他朝爱莎那边走过去。他们四双眼睛齐齐看着我。
于是我沉下心来,拉我最近演奏的一首曲子,我脑海里想着的人,是露丝。
每天,太阳给我希望
让我看到远方
给我勇气给我鼓励
她微笑,是我的春天,让我快乐
她皱眉,我悲伤的冬天就来临了
我停下来的时候,看见他们安静地看着我。
坎普大喊:“啤酒!给我来杯酒!”
伯比奇说:“这个男孩太棒了,当然,这首歌本身没什么营养。”
爱莎说:“他唱得很好。”
莎士比亚一锤定音:“琴弹得也很好,明天上午直接来环球剧院上班吧,11点钟。一周十二先令的薪水。”
“谢谢您,莎士比亚先生。”
“十二先令一周?”露丝听到之后难以相信。那是第二天早晨了,我们上工之前出去打水。露丝惊讶得停下来,把水放下。我把我手上的东西也放地上了。这些水是从井里打上来的,只是用来清洁,不用来喝。打水的地方离我们有一千米远,我们刚好在路边休息。朝霞是橙红色的,非常好看。
“对,十二先令一周。”
“为莎士比亚先生工作?”
“对,宫内大臣剧团。”
“真是太棒了,汤姆!”
她像个姐姐一样抱住我,但她对我来说不仅仅是姐姐。
不过很快她又有点儿难过,重新拿起地上的水桶,我们继续往家赶。
“怎么啦?”
“我们以后可能就不能经常见到你了。”
“我每天晚上都一样会回来的,和以前一样的。”
“我又不是这个意思。”
“呃,那你是什么意思?”
“以后你的生活会很丰富多彩,你会遇到很多女孩,眼睛不会再放在一个卖水果的平凡女生身上了。”
“露丝,你不平凡。”
“但是你见过花园之后,就再也看不上墙缝里的小草了。”
“对,小草很平凡。但是你根本不是小草。”
“汤姆,我们留不住你的。你从法国到了萨福克郡,又到了伦敦,将来还会去别处,你不会安定下来。我吻你的时候,我就感觉到你害怕跟我安定下来。”
“露丝,假如我看起来有那种想要逃离的想法,那也一定不是因为你不够好。”
“那你会因为什么逃走?汤姆,因为什么呢?”
我没办法回答这个问题。
手上提着的水很重,不过我们快到家了。我们经过马厩,看到里面的马儿目不转睛地看着我们。露丝很沉默,我很内疚,因为我之前对我母亲的死说谎了。我需要告诉她我的真相,我必须这么做。
我们回到家,我看到有两个女人在街上,一个是亚当老太太,她在训斥辱骂另一个人。
露丝认识那个挨骂的人,她也在怀特查佩尔集市工作,她名叫玛丽·彼得。
她一直很安静,不多辩解,表情很悲伤。她可能40岁了,不过也不一定,我们不能靠外表来推断别人的年纪。她身上穿着一件寡妇的黑袍。
亚当老太太如狂风骤雨般把她喷了一顿。玛丽看起来有些愠怒,只是强忍着没有对老太太回嘴。好像是一只猫突然对眼前猎物失去了兴趣。
玛丽穿过水井巷,朝我们这边走过来。
看起来偶遇亚当老太太并且挨骂并没有怎么影响她的心情。我注意到露丝看到玛丽的时候神情变得紧绷,看起来有点紧张。
“早上好,玛丽太太。”
玛丽朝我们笑了笑,然后看着我说:“这就是你的汤姆吗?”
你的汤姆。
这个词让人有点尴尬,但感觉又是那么好。原来露丝和别人提起过我,在别人眼里我是她的。我突然有种踏实感,内心觉得十分满足。

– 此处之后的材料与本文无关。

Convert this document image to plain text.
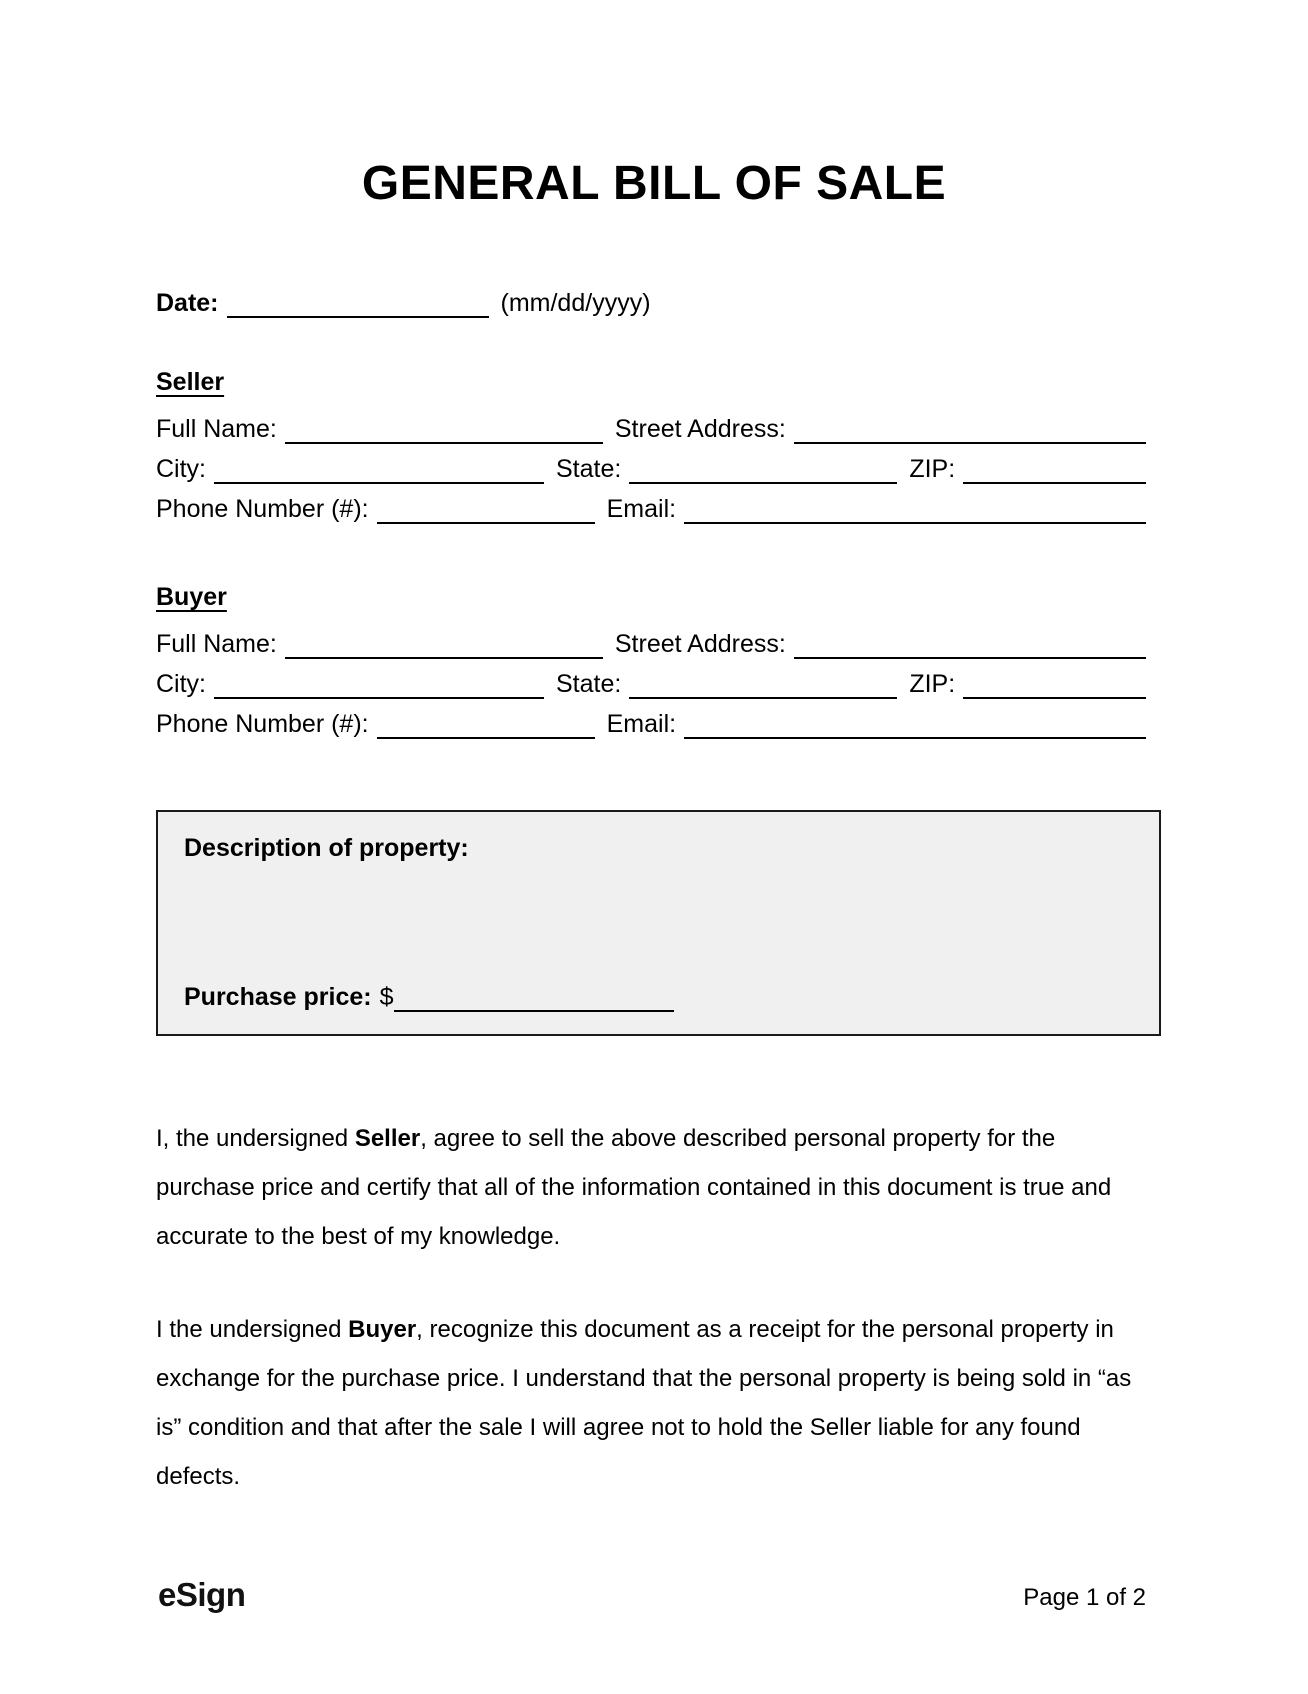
GENERAL BILL OF SALE
Date:	(mm/dd/yyyy)
Seller
Full Name:	Street Address:
City:	State:	ZIP:
Phone Number (#):	Email:
Buyer
Full Name:	Street Address:
City:	State:	ZIP:
Phone Number (#):	Email:
Description of property:
Purchase price: $

I, the undersigned Seller, agree to sell the above described personal property for the purchase price and certify that all of the information contained in this document is true and accurate to the best of my knowledge.

I the undersigned Buyer, recognize this document as a receipt for the personal property in exchange for the purchase price. I understand that the personal property is being sold in “as is” condition and that after the sale I will agree not to hold the Seller liable for any found defects.

eSign	Page 1 of 2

“呃,对的,对的。”露丝脸红了,和天边的朝霞一样的颜色。
玛丽点点头,一副了然于胸的样子:“他今天不在,你和格瑞丝一定会很高兴听到这个消息。”
“是吗?”露丝看起来松了一口气。
“他发烧了,真希望得的是痘症,是吧?”
我有点困惑:“你们在说谁呢?”
玛丽耸肩,好像她什么都没说过的样子。
“威洛先生,”露丝说,“市场的督察员。”
玛丽走了:“待会儿见。”
“好的。”
然后我们回到家,我问露丝关于威洛先生的事情。
“没事啦,就是他有点儿严格,其他的就没了。”
这就是露丝对我说的全部,然后她开始对我说关于玛丽的事情。玛丽女士是好几年前来的,是一个非常注意隐私的人。她不喜欢谈起她的过去,所以人们一般不太清楚也不过多议论。
“她是个很善良的人,不过来源是个谜,就跟你一样,不过我还有很长时间慢慢熟悉你。等着你告诉我更多关于你的、我不知道的事情,小事也可以,一点点慢慢来。”
我心想,我曾经是个贵族,可以买下几座城市,但如果能和你生活在一起,我宁愿在水井巷住着小房子。我这么想着但没有说出口。
“昨天我看到泰晤士河那里有个船夫落水了,很多人在围观,我真希望你当时也能在,这样我们就能一起看热闹了。”我对她慢慢说着。
“我可不觉得这有什么有趣的,这很残忍。”
“放宽心啦,他还活着。”
她表情有点儿怀疑,有点儿严肃。然后我换了个话题。
“我喜欢你照顾格瑞丝的样子,喜欢你说起自己的样子,喜欢你工作的样子,喜欢你照顾家庭的样子,喜欢你失去过很多说起来又那么淡然的样子。你可以从细小处发现美,你让普普通通的小水坑都闪着好看的光。”
“水坑?”她笑了,“不好意思,你接着说。我还想听你夸我,你接着说。”
“我喜欢你思考的样子;我喜欢你不随波逐流,认真对待生活的样子。”
“我不是那些剧院的漂亮女孩,只是个摘水果、卖水果的,我很普通啦。”
“才不是,你是我见过的最不普通的人了。”
她的手握紧我:“我的衣服也很破很旧。”
“但是你的心灵美啊。”
“真的吗?”
“真的。”
我站得离她很近,迎着她的目光没有躲避。我没办法告诉她,我之前一直就在找一个像她这样的人,现在终于找到了。我不知道以后会发生什么,我只是一粒种子,随波逐流,没办法掌握自己的命运。
“走了,”她说,“收收你的傻笑,你快迟到了。”
我们亲吻,我闭上眼睛嗅她发间的香气。我觉得很怕,原来爱和恐惧一样,都牵扯着我们的情绪,让人觉得怅然。